Now suppose that the next iteration causes a relabel of vertex $u$. For all $v$ such that $(u, v) \in E_f$ we must have $u.h \le v.h$. Let $v' = \min\{v.h \mid (u,v) \in E_f\}$. There are two cases to consider.

• First, suppose that $v.h < |V|$. Then after relabeling we have

$$u.h = 1 + v'.h \le 1 + \min_{(u, v)} \in E_f \delta_f(v, t) = \delta_f(u, t).$$

• Second, suppose that $v'.h \ge |V|$. Then after relabeling we have

$$u.h = 1 + v'.h \le 1 + |V| + \min_{(u, v)} \in E_f \delta_f(v, s) = \delta_f(u, s) + |V|,$$

which implies that $u.h - |V| \le \delta_f(u, s)$.

Therefore, the $\text{GENERIC-PUSH-RELABEL}$ procedure maintains the desired properties.

## 26.4-9 $\star$

As in the previous exercise, let $\delta_f(u, v)$ be the distance from $u$ to $v$ in the residual network $G_f$. Show how to modify the generic push-relabel algorithm to maintain the property that $u.h < |V|$ implies $u.h = \delta_f(u, t)$ and that $u.h \ge |V|$ implies $u.h - |V| = \delta_f(u, s)$. The total time that your implementation dedicates to maintaining this property should be $O(VE)$.

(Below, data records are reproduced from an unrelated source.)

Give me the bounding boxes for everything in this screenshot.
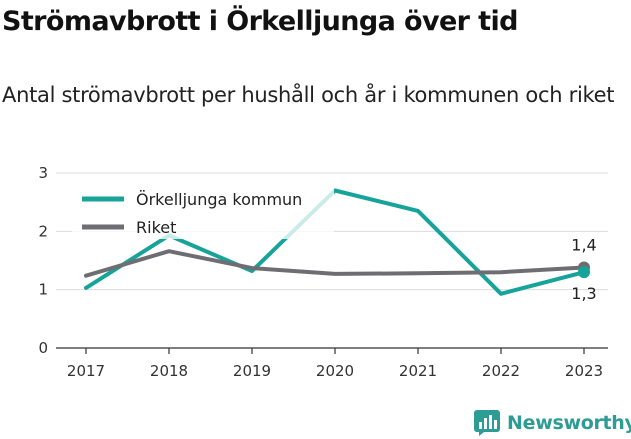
x-tick-label: 2020 bbox=[316, 362, 354, 380]
y-tick-label: 2 bbox=[38, 222, 48, 240]
data-label: 1,4 bbox=[571, 236, 596, 255]
x-tick-label: 2017 bbox=[67, 362, 105, 380]
page-title: Strömavbrott i Örkelljunga över tid bbox=[2, 6, 518, 37]
legend-background bbox=[72, 183, 334, 239]
x-tick-label: 2023 bbox=[565, 362, 603, 380]
x-tick-label: 2019 bbox=[233, 362, 271, 380]
legend-label-0: Örkelljunga kommun bbox=[136, 190, 302, 209]
y-tick-label: 3 bbox=[38, 164, 48, 182]
x-tick-label: 2022 bbox=[482, 362, 520, 380]
x-tick-label: 2021 bbox=[399, 362, 437, 380]
series-end-point-0 bbox=[578, 266, 590, 279]
page-subtitle: Antal strömavbrott per hushåll och år i … bbox=[2, 83, 615, 107]
bar-chart-logo-icon bbox=[474, 410, 500, 436]
brand-name: Newsworthy bbox=[507, 412, 631, 434]
brand-logo: Newsworthy bbox=[474, 408, 631, 438]
legend-label-1: Riket bbox=[136, 218, 176, 237]
y-tick-label: 1 bbox=[38, 281, 48, 299]
data-label: 1,3 bbox=[571, 284, 596, 303]
y-tick-label: 0 bbox=[38, 339, 48, 357]
x-tick-label: 2018 bbox=[150, 362, 188, 380]
series-line-1 bbox=[84, 249, 586, 278]
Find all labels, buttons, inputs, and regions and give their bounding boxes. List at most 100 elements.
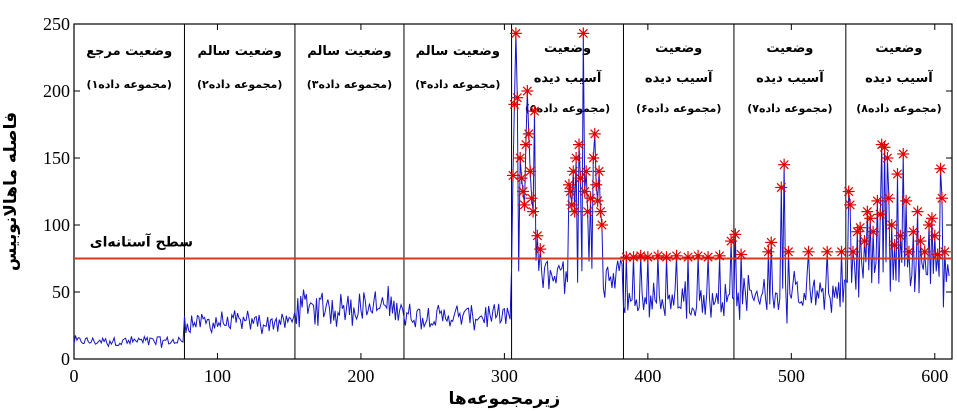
segment-label-3-line-1: وضعیت سالم	[307, 44, 391, 59]
x-tick-label: 0	[70, 366, 79, 386]
x-axis-label: زیرمجموعه‌ها	[449, 389, 561, 409]
exceedance-marker	[735, 248, 748, 261]
exceedance-marker	[594, 205, 607, 218]
segment-label-4-line-2: (مجموعه داده۴)	[415, 78, 500, 91]
exceedance-marker	[509, 27, 522, 40]
segment-label-7-line-1: وضعیت	[766, 41, 813, 56]
exceedance-marker	[911, 205, 924, 218]
exceedance-marker	[515, 172, 528, 185]
exceedance-marker	[531, 229, 544, 242]
exceedance-marker	[528, 105, 541, 118]
exceedance-marker	[651, 249, 664, 262]
exceedance-marker	[682, 251, 695, 264]
exceedance-marker	[881, 152, 894, 164]
exceedance-marker	[778, 158, 791, 171]
exceedance-marker	[641, 251, 654, 264]
exceedance-marker	[867, 225, 880, 238]
segment-label-8-line-3: (مجموعه داده۸)	[856, 102, 941, 115]
exceedance-marker	[525, 192, 538, 205]
exceedance-marker	[702, 251, 715, 264]
x-tick-label: 600	[921, 366, 948, 386]
exceedance-marker	[914, 235, 927, 248]
segment-label-5-line-3: (مجموعه داده۵)	[525, 102, 610, 115]
segment-label-8-line-2: آسیب دیده	[865, 69, 933, 86]
x-tick-label: 100	[204, 366, 231, 386]
segment-label-1-line-2: (مجموعه داده۱)	[87, 78, 172, 91]
exceedance-marker	[627, 251, 640, 264]
threshold-label: سطح آستانه‌ای	[90, 233, 193, 251]
exceedance-marker	[562, 178, 575, 191]
segment-label-6-line-1: وضعیت	[655, 41, 702, 56]
exceedance-marker	[864, 212, 877, 225]
exceedance-marker	[634, 249, 647, 262]
exceedance-marker	[842, 185, 855, 198]
x-axis-ticks: 0 100 200 300 400 500 600	[70, 24, 948, 386]
y-tick-label: 150	[43, 148, 70, 168]
y-tick-label: 0	[61, 349, 70, 369]
segment-label-7-line-3: (مجموعه داده۷)	[747, 102, 832, 115]
y-tick-label: 250	[43, 14, 70, 34]
segment-label-1-line-1: وضعیت مرجع	[86, 44, 172, 59]
exceedance-marker	[670, 249, 683, 262]
exceedance-marker	[888, 239, 901, 252]
exceedance-marker	[928, 229, 941, 242]
y-tick-label: 200	[43, 81, 70, 101]
exceedance-marker	[725, 235, 738, 248]
x-tick-label: 400	[634, 366, 661, 386]
exceedance-marker	[581, 205, 594, 218]
exceedance-marker	[507, 169, 519, 182]
exceedance-marker	[591, 194, 604, 207]
exceedance-marker	[765, 236, 778, 249]
exceedance-marker	[564, 185, 577, 198]
exceedance-marker	[590, 178, 603, 191]
exceedance-marker	[858, 235, 871, 248]
exceedance-marker	[847, 245, 860, 258]
exceedance-marker	[524, 165, 537, 178]
exceedance-marker	[527, 205, 540, 218]
exceedance-marker	[782, 245, 795, 258]
exceedance-marker	[534, 243, 547, 256]
segment-label-5-line-2: آسیب دیده	[534, 69, 602, 86]
distance-series-line	[73, 33, 950, 348]
exceedance-marker	[522, 127, 535, 140]
exceedance-marker	[577, 27, 590, 40]
x-tick-label: 300	[491, 366, 518, 386]
exceedance-marker	[878, 141, 891, 154]
exceedance-marker	[902, 245, 915, 258]
segment-label-6-line-3: (مجموعه داده۶)	[636, 102, 721, 115]
exceedance-marker	[935, 192, 948, 205]
exceedance-marker	[907, 225, 920, 238]
exceedance-marker	[588, 127, 601, 140]
segment-separators	[183, 24, 847, 359]
exceedance-markers	[507, 27, 951, 264]
exceedance-marker	[514, 152, 527, 164]
exceedance-marker	[821, 245, 834, 258]
exceedance-marker	[519, 138, 532, 151]
exceedance-marker	[854, 221, 867, 234]
exceedance-marker	[587, 152, 600, 164]
segment-label-3-line-2: (مجموعه داده۳)	[307, 78, 392, 91]
exceedance-marker	[882, 192, 895, 205]
y-tick-label: 50	[52, 282, 70, 302]
exceedance-marker	[874, 208, 887, 221]
exceedance-marker	[918, 245, 931, 258]
exceedance-marker	[570, 152, 583, 164]
exceedance-marker	[894, 229, 907, 242]
exceedance-marker	[897, 147, 910, 160]
x-tick-label: 500	[778, 366, 805, 386]
exceedance-marker	[762, 245, 775, 258]
y-axis-ticks: 0 50 100 150 200 250	[43, 14, 952, 369]
exceedance-marker	[891, 168, 904, 181]
exceedance-marker	[574, 172, 587, 185]
exceedance-marker	[871, 194, 884, 207]
exceedance-marker	[580, 165, 593, 178]
exceedance-marker	[885, 219, 898, 231]
exceedance-marker	[568, 205, 581, 218]
exceedance-marker	[572, 138, 585, 151]
exceedance-marker	[775, 181, 788, 194]
segment-label-8-line-1: وضعیت	[875, 41, 922, 56]
exceedance-marker	[660, 251, 673, 264]
segment-label-7-line-2: آسیب دیده	[756, 69, 824, 86]
exceedance-marker	[835, 245, 848, 258]
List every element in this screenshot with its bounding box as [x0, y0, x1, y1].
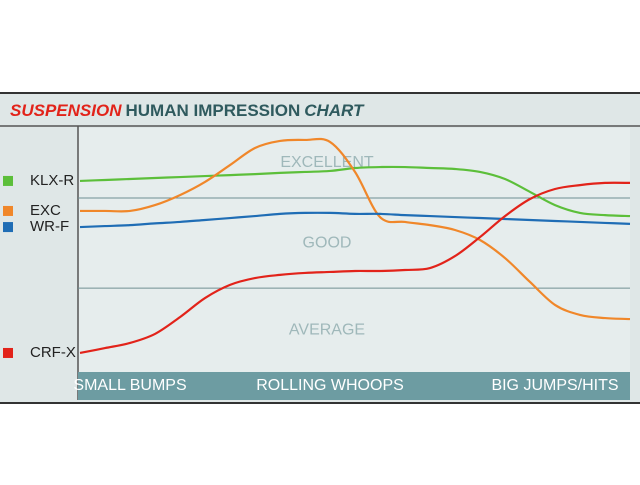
line	[79, 137, 631, 321]
chart-title: SUSPENSION HUMAN IMPRESSION CHART	[10, 101, 365, 120]
legend-label: KLX-R	[30, 172, 74, 189]
legend-label: WR-F	[30, 218, 69, 235]
legend-label: CRF-X	[30, 344, 76, 361]
title-part: HUMAN IMPRESSION	[125, 101, 300, 120]
zone-label: AVERAGE	[289, 321, 365, 338]
legend-swatch	[3, 205, 13, 216]
legend-swatch	[3, 347, 13, 358]
legend-label: EXC	[30, 202, 61, 219]
x-tick-label: ROLLING WHOOPS	[256, 377, 404, 394]
x-axis-bar	[78, 372, 630, 400]
line	[79, 211, 631, 229]
line	[79, 181, 631, 355]
legend-swatch	[3, 175, 13, 186]
x-tick-label: BIG JUMPS/HITS	[491, 377, 618, 394]
title-part: CHART	[304, 101, 365, 120]
legend-swatch	[3, 222, 13, 233]
title-part: SUSPENSION	[10, 101, 122, 120]
zone-label: GOOD	[303, 234, 352, 251]
x-tick-label: SMALL BUMPS	[73, 377, 186, 394]
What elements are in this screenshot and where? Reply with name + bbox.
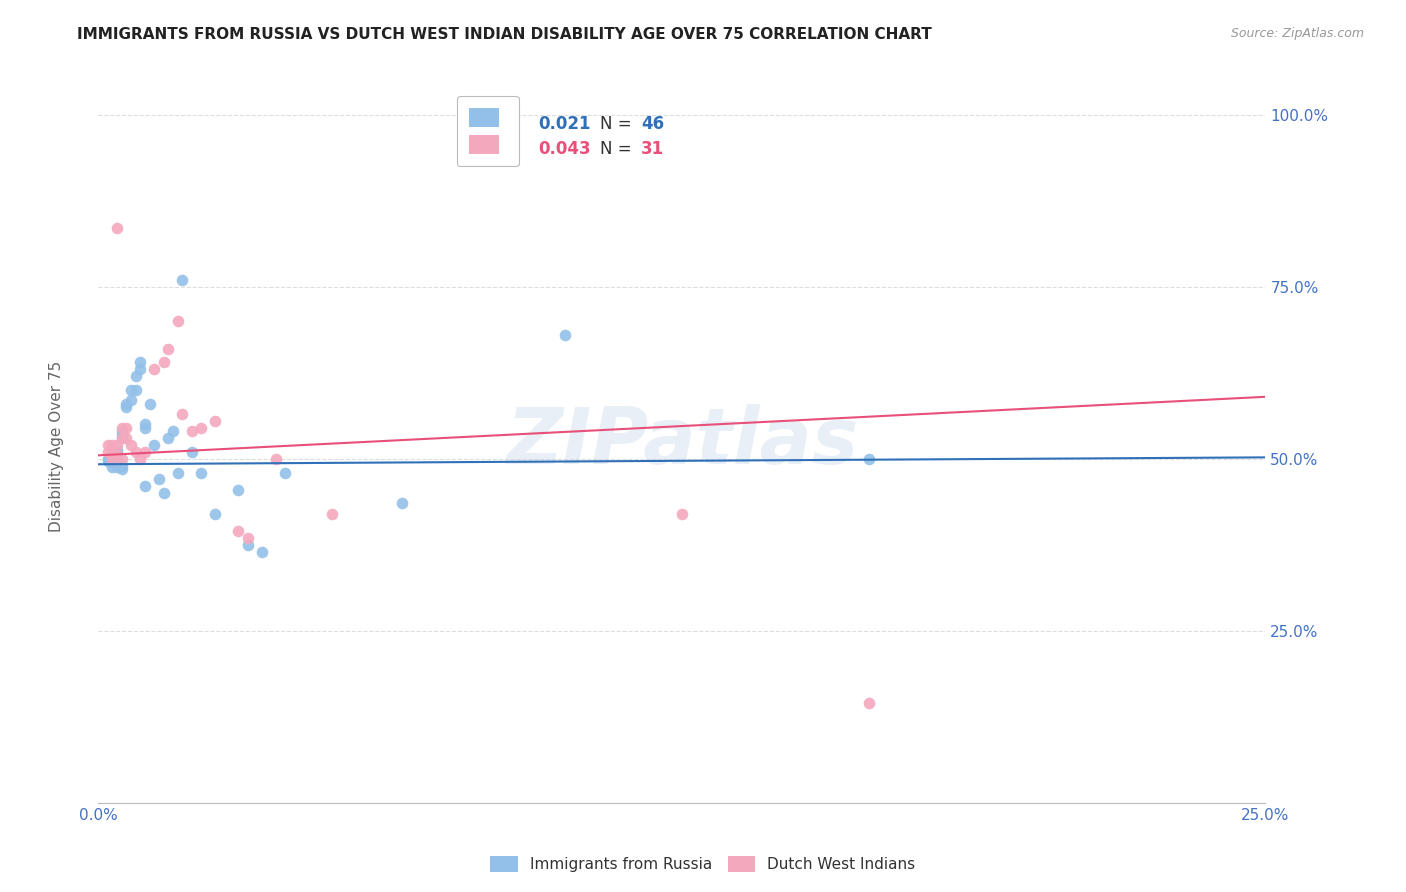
Point	[204, 507, 226, 521]
Point	[228, 524, 250, 538]
Point	[101, 445, 124, 459]
Point	[172, 273, 194, 287]
Point	[180, 445, 202, 459]
Point	[105, 460, 128, 475]
Point	[204, 414, 226, 428]
Point	[105, 438, 128, 452]
Point	[236, 531, 259, 545]
Point	[391, 496, 413, 510]
Text: 46: 46	[641, 115, 664, 133]
Point	[148, 472, 170, 486]
Point	[125, 445, 148, 459]
Point	[101, 460, 124, 475]
Point	[129, 362, 152, 376]
Point	[115, 431, 138, 445]
Text: Disability Age Over 75: Disability Age Over 75	[49, 360, 63, 532]
Point	[97, 438, 120, 452]
Point	[321, 507, 343, 521]
Point	[105, 457, 128, 471]
Point	[105, 221, 128, 235]
Point	[111, 462, 134, 476]
Point	[157, 342, 180, 356]
Point	[111, 458, 134, 473]
Point	[190, 421, 212, 435]
Point	[120, 393, 142, 408]
Point	[97, 445, 120, 459]
Point	[125, 383, 148, 397]
Point	[101, 455, 124, 469]
Text: ZIPatlas: ZIPatlas	[506, 403, 858, 480]
Point	[111, 431, 134, 445]
Point	[157, 431, 180, 445]
Text: N =: N =	[600, 140, 637, 158]
Point	[120, 383, 142, 397]
Text: 31: 31	[641, 140, 664, 158]
Point	[228, 483, 250, 497]
Text: 0.043: 0.043	[538, 140, 591, 158]
Point	[97, 451, 120, 466]
Text: Source: ZipAtlas.com: Source: ZipAtlas.com	[1230, 27, 1364, 40]
Point	[166, 466, 188, 480]
Point	[125, 369, 148, 384]
Point	[264, 451, 287, 466]
Point	[134, 445, 156, 459]
Point	[190, 466, 212, 480]
Point	[101, 451, 124, 466]
Point	[250, 544, 273, 558]
Text: IMMIGRANTS FROM RUSSIA VS DUTCH WEST INDIAN DISABILITY AGE OVER 75 CORRELATION C: IMMIGRANTS FROM RUSSIA VS DUTCH WEST IND…	[77, 27, 932, 42]
Point	[858, 451, 880, 466]
Point	[120, 438, 142, 452]
Point	[111, 424, 134, 438]
Point	[97, 454, 120, 468]
Point	[143, 362, 166, 376]
Point	[105, 448, 128, 462]
Point	[111, 451, 134, 466]
Text: R =: R =	[489, 140, 526, 158]
Point	[274, 466, 297, 480]
Text: R =: R =	[489, 115, 526, 133]
Point	[105, 451, 128, 466]
Point	[105, 454, 128, 468]
Point	[111, 421, 134, 435]
Point	[858, 696, 880, 710]
Point	[236, 538, 259, 552]
Point	[129, 355, 152, 369]
Legend: Immigrants from Russia, Dutch West Indians: Immigrants from Russia, Dutch West India…	[482, 848, 924, 880]
Legend: , : ,	[457, 95, 519, 166]
Point	[115, 400, 138, 414]
Point	[152, 486, 174, 500]
Point	[105, 446, 128, 460]
Point	[111, 427, 134, 442]
Point	[143, 438, 166, 452]
Point	[166, 314, 188, 328]
Point	[172, 407, 194, 421]
Point	[162, 424, 184, 438]
Point	[115, 421, 138, 435]
Text: N =: N =	[600, 115, 637, 133]
Point	[134, 417, 156, 432]
Point	[671, 507, 693, 521]
Point	[101, 453, 124, 467]
Point	[111, 431, 134, 445]
Point	[134, 479, 156, 493]
Point	[101, 438, 124, 452]
Point	[129, 451, 152, 466]
Point	[139, 397, 162, 411]
Point	[180, 424, 202, 438]
Point	[115, 397, 138, 411]
Point	[134, 421, 156, 435]
Point	[101, 451, 124, 466]
Point	[554, 327, 576, 342]
Text: 0.021: 0.021	[538, 115, 591, 133]
Point	[152, 355, 174, 369]
Point	[105, 443, 128, 458]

What we should do is to, for successive backwards neighborhoods of $t$, relabel everything in that neighborhood. This will only take at most $O(VE)$ time (see 26.4-3). This also has the upshot of making it so that once we are done with it, every vertex's height is equal to the quantity $\delta_f(u, t)$. Then, since we begin with equality, after doing this, the inductive step we had in the solution to the previous exercise shows that this equality is preserved.

## 26.4-10

Show that the number of nonsaturating pushes executed by the $\text{GENERIC-PUSH-RELABEL}$ procedure on a flow network $G = (V, E)$ is at most $4|V|^2|E|$ for $|V| \ge 4$.

Each vertex has maximum height $2|V| - 1$. Since heights don't decrease, and there are $|V| - 2$ vertices which can be overflowing, the maximum contribution of relabels to $\Phi$ over all vertices is $(2|V| - 1)(|V| - 2)$. A saturating push from $u$ to $v$ increases $\Phi$ by at most $v.h \le 2|V| - 1$, and there are at most $2|V||E|$ saturating pushes, so the total contribution over all saturating pushes to $\Phi$ is at most $(2|V| - 1)(2|V||E|)$. Since each nonsaturating push decrements $\Phi$ by at least on and $\Phi$ must equal zero upon termination, we must have that the number of nonsaturating pushes is at most

$$(2|V| - 1)(|V| - 2) + (2|V| - 1)(2|V||E|) = 4|V|^2|E| + 2|V|^2 - 5|V| + 3 - 2|V||E|.$$

Using the fact that $|E| \ge |V| - 1$ and $|V| \ge 4$ we can bound the number of saturating pushes by $4|V|^2|E|$.